Big 3 Auto Heads Get Little From President

By Sholnn Freeman
Washington Post Staff Writer
Wednesday, November 15, 2006

President Bush promised yesterday to deliver a message to Asian trading partners to "treat us the way we treat you" but offered top U.S. auto executives little help in their battle to turn their companies around.

The president met with the three chief executives of the Detroit-based auto companies for a little more than an hour at the White House after twice postponing the get-together in the past several months. In Michigan, where the economy is reeling from auto industry downsizing, the long wait came to symbolize the Bush administration's indifference to the manufacturing sector.

Alan R. Mulally of Ford Motor Co.; Thomas W. LaSorda of Chrysler, the U.S. division of DaimlerChrysler AG; and G. Richard Wagoner Jr. of General Motors Corp. laid out their concerns about fair trade, health-care costs, rising steel prices and alternative fuel development. After the meeting, Bush said the executives had "tough choices" to make. He said he was confident that they were making the "right decisions."

Bush, who was preparing to attend the Asia-Pacific Economic Cooperation forum in Vietnam this week, said he would tell Asian trading partners that "our markets are open for your products, and we expect your markets to be open for ours, including our automobiles."

At a news conference after the meeting, the three auto executives said they found common ground with the president on energy issues. The executives said they asked the administration to help expand the supply and distribution of alternative fuels such as ethanol. In a joint statement, the automakers said they could make half of their annual vehicle production capable of burning ethanol by 2012 to lessen the nation's dependence on foreign oil.

The auto executives said Bush made no pledges to support any specific industry initiatives. Other company officials had said they had limited expectations for the meeting, which was also attended by Vice President Cheney.

The auto executives said they were not able persuade the administration to challenge the Japanese government on its trade imbalance with the United States and the weakness of the yen, which makes Japanese products cheaper overseas. Wagoner and other auto officials have accused the Japanese government of artificially weakening the yen, providing a cost subsidy of $3,000 to $9,000 per vehicle for auto exports to this country for automakers like Toyota Motor Corp. and Honda Motor Co.
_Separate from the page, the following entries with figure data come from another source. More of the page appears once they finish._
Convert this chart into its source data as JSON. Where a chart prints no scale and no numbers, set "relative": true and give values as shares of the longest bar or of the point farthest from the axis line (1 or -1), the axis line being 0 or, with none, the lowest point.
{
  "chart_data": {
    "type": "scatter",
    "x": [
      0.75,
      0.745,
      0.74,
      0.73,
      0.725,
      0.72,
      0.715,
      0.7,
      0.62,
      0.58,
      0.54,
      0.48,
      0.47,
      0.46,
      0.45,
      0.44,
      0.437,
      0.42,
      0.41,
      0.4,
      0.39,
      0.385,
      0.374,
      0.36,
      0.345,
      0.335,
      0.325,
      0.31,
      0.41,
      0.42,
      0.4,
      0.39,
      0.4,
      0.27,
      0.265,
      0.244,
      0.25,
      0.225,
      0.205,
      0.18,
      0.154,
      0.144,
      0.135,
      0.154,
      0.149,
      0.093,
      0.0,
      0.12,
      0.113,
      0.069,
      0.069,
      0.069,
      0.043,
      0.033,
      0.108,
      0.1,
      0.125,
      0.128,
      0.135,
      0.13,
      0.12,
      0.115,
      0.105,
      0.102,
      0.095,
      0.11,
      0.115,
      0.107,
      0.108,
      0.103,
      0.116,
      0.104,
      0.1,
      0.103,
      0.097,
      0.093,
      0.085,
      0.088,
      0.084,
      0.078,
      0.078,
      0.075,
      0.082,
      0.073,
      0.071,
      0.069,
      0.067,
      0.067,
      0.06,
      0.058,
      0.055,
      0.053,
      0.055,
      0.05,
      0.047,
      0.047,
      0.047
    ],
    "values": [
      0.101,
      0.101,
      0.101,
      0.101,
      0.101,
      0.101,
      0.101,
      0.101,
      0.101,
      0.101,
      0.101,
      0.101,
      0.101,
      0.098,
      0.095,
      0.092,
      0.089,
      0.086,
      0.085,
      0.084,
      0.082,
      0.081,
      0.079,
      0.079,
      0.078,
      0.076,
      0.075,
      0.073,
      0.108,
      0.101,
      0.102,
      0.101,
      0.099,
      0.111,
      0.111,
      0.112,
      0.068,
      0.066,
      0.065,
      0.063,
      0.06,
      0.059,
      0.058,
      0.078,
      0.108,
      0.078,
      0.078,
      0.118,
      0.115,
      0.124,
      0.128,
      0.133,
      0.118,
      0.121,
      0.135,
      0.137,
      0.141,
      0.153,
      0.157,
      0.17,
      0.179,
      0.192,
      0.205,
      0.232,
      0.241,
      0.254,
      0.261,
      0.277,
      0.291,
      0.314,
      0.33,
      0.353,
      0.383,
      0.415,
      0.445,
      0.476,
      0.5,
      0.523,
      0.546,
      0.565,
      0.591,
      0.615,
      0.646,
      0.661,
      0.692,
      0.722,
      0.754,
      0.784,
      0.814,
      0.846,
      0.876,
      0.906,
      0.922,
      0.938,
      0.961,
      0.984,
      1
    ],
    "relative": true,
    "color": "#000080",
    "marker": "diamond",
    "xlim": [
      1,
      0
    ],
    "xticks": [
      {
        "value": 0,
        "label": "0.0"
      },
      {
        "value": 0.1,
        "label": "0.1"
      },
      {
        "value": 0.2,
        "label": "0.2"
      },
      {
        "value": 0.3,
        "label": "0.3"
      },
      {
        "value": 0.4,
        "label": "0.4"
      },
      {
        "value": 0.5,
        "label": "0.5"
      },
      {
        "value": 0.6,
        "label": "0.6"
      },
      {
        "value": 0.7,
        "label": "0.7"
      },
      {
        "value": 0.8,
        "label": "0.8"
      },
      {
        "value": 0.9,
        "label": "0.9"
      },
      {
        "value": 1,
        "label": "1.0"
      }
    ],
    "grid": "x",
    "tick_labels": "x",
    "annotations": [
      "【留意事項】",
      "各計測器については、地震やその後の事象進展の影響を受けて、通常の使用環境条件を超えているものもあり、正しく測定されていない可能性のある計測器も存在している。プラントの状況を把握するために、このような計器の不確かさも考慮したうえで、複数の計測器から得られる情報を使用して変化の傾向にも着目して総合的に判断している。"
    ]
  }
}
"I can't honestly say the president 100 percent saw it that way," Wagoner said after the meeting.

Kate Bronfenbrenner, director of labor education research at Cornell University, said part of the administration's inaction has been because Michigan is a Democratic-leaning state. She said organized labor played a major role in last week's elections and labor union members turned out in large numbers to help mobilize Democratic voters.

"But it's much bigger than that," Bronfenbrenner said. "Bush hasn't cared about health care, retiree benefits or pensions for any workers, and those are some of the issues that drove the Democratic victory in the last election."
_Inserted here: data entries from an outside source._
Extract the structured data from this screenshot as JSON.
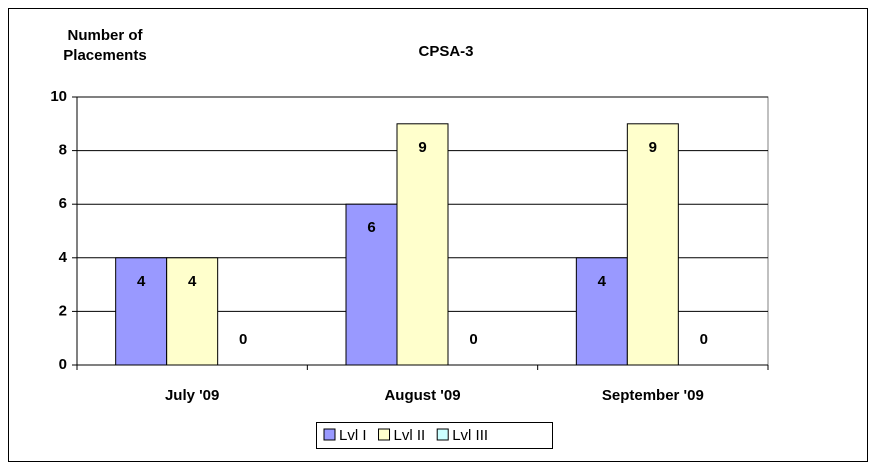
{
  "chart_data": {
    "type": "bar",
    "title": "CPSA-3",
    "y_label": "Number of Placements",
    "categories": [
      "July '09",
      "August '09",
      "September '09"
    ],
    "series": [
      {
        "name": "Lvl I",
        "color": "#9999ff",
        "values": [
          4,
          6,
          4
        ]
      },
      {
        "name": "Lvl II",
        "color": "#ffffcc",
        "values": [
          4,
          9,
          9
        ]
      },
      {
        "name": "Lvl III",
        "color": "#ccffff",
        "values": [
          0,
          0,
          0
        ]
      }
    ],
    "ylim": [
      0,
      10
    ],
    "yticks": [
      0,
      2,
      4,
      6,
      8,
      10
    ],
    "grid": true,
    "legend": "bottom"
  }
}
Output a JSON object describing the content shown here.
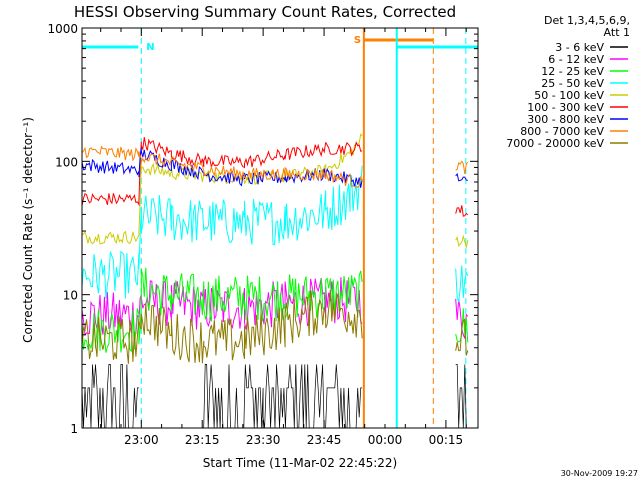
{
  "chart_data": {
    "type": "line",
    "title": "HESSI Observing Summary Count Rates, Corrected",
    "xlabel": "Start Time (11-Mar-02 22:45:22)",
    "ylabel": "Corrected Count Rate (s⁻¹ detector⁻¹)",
    "footer": "30-Nov-2009 19:27",
    "y_scale": "log",
    "ylim": [
      1,
      1000
    ],
    "xlim_minutes_after_start": [
      0,
      97.5
    ],
    "x_tick_labels": [
      {
        "label": "23:00",
        "minutes": 14.6
      },
      {
        "label": "23:15",
        "minutes": 29.6
      },
      {
        "label": "23:30",
        "minutes": 44.6
      },
      {
        "label": "23:45",
        "minutes": 59.6
      },
      {
        "label": "00:00",
        "minutes": 74.6
      },
      {
        "label": "00:15",
        "minutes": 89.6
      }
    ],
    "y_tick_labels": [
      {
        "label": "1",
        "value": 1
      },
      {
        "label": "10",
        "value": 10
      },
      {
        "label": "100",
        "value": 100
      },
      {
        "label": "1000",
        "value": 1000
      }
    ],
    "legend_header": [
      "Det 1,3,4,5,6,9,",
      "Att 1"
    ],
    "legend_placement": "right",
    "series": [
      {
        "name": "3 - 6 keV",
        "color": "#000000",
        "x": [
          0,
          14,
          14.6,
          29.6,
          44.6,
          59.6,
          69,
          69.8,
          92,
          95
        ],
        "y": [
          1.8,
          1.8,
          null,
          1.5,
          1.5,
          1.8,
          1.8,
          null,
          1.8,
          1.8
        ]
      },
      {
        "name": "6 - 12 keV",
        "color": "#ff00ff",
        "x": [
          0,
          14,
          14.6,
          22,
          30,
          40,
          50,
          60,
          69,
          69.8,
          92,
          95
        ],
        "y": [
          7,
          7,
          9,
          8.5,
          8,
          8,
          8.5,
          9,
          9,
          null,
          7,
          6.5
        ]
      },
      {
        "name": "12 - 25 keV",
        "color": "#00ff00",
        "x": [
          0,
          14,
          14.6,
          22,
          30,
          40,
          50,
          60,
          69,
          69.8,
          92,
          95
        ],
        "y": [
          5.5,
          5.5,
          11,
          10,
          9.5,
          9.5,
          9.5,
          10,
          10,
          null,
          6,
          5.5
        ]
      },
      {
        "name": "25 - 50 keV",
        "color": "#00ffff",
        "x": [
          0,
          14,
          14.6,
          22,
          30,
          40,
          50,
          60,
          66,
          69,
          69.8,
          92,
          95
        ],
        "y": [
          14,
          14,
          38,
          37,
          35,
          35,
          36,
          42,
          55,
          70,
          null,
          13,
          12
        ]
      },
      {
        "name": "50 - 100 keV",
        "color": "#cccc00",
        "x": [
          0,
          14,
          14.6,
          22,
          30,
          40,
          50,
          60,
          66,
          69,
          69.8,
          92,
          95
        ],
        "y": [
          27,
          27,
          90,
          82,
          78,
          75,
          77,
          85,
          115,
          150,
          null,
          26,
          25
        ]
      },
      {
        "name": "100 - 300 keV",
        "color": "#ff0000",
        "x": [
          0,
          14,
          14.6,
          22,
          30,
          40,
          50,
          60,
          69,
          69.8,
          92,
          95
        ],
        "y": [
          52,
          52,
          140,
          115,
          100,
          98,
          112,
          125,
          125,
          null,
          45,
          40
        ]
      },
      {
        "name": "300 - 800 keV",
        "color": "#0000ff",
        "x": [
          0,
          14,
          14.6,
          22,
          30,
          40,
          50,
          60,
          69,
          69.8,
          92,
          95
        ],
        "y": [
          95,
          85,
          115,
          95,
          80,
          73,
          76,
          80,
          70,
          null,
          75,
          68
        ]
      },
      {
        "name": "800 - 7000 keV",
        "color": "#ff8000",
        "x": [
          0,
          14,
          14.6,
          22,
          30,
          40,
          50,
          60,
          69,
          69.8,
          92,
          95
        ],
        "y": [
          120,
          112,
          110,
          97,
          88,
          80,
          80,
          80,
          68,
          null,
          95,
          88
        ]
      },
      {
        "name": "7000 - 20000 keV",
        "color": "#8b7a00",
        "x": [
          0,
          14,
          14.6,
          22,
          30,
          40,
          50,
          60,
          69,
          69.8,
          92,
          95
        ],
        "y": [
          4.5,
          4.5,
          7.5,
          5,
          4.5,
          4.5,
          6,
          8,
          7,
          null,
          4.5,
          4.5
        ]
      }
    ],
    "annotations": [
      {
        "text": "N",
        "color": "#00ffff",
        "x_minutes": 14.6
      },
      {
        "text": "S",
        "color": "#ff8000",
        "x_minutes": 71.5
      }
    ]
  }
}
The election put key allies of the industry into power, including Rep. John D. Dingell (D-Mich.), who is set to lead the House Energy and Commerce Committee, and Rep. Sander M. Levin (D-Mich.), who is to take the chairmanship of the trade subcommittee of the House Ways and Means Committee. In a written statement, Dingell said he was pleased automakers had a chance to present their concerns to the president. "The meeting is a first step," he said, "now we need action."
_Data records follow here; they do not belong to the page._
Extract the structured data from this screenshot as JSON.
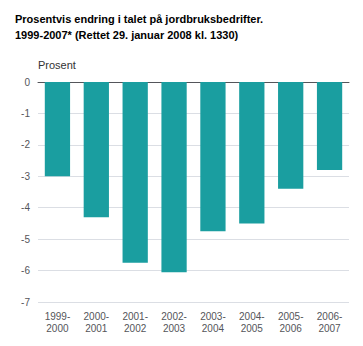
{
  "chart_data": {
    "type": "bar",
    "title": "Prosentvis endring i talet på jordbruksbedrifter.\n1999-2007* (Rettet 29. januar 2008 kl. 1330)",
    "y_label": "Prosent",
    "categories": [
      "1999-\n2000",
      "2000-\n2001",
      "2001-\n2002",
      "2002-\n2003",
      "2003-\n2004",
      "2004-\n2005",
      "2005-\n2006",
      "2006-\n2007"
    ],
    "values": [
      -3.0,
      -4.3,
      -5.75,
      -6.05,
      -4.75,
      -4.5,
      -3.4,
      -2.8
    ],
    "color": "#1a9ea0",
    "ylim": [
      -7,
      0
    ],
    "yticks": [
      0,
      -1,
      -2,
      -3,
      -4,
      -5,
      -6,
      -7
    ],
    "grid": true
  }
}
Democrats are pushing a number of industry-related initiatives on trade and health care. Sen. Barack Obama (D-Ill.) said he would continue to try to build support for a proposal to have the government pick up part of the auto industry's retiree health-care bills, if the carmakers promise to invest in new energy technologies such as hybrids.

"My hope is that the president and his staff are working to examine these approaches," Obama said yesterday in an interview. "I can assure you if the president doesn't take the lead, the Congress will."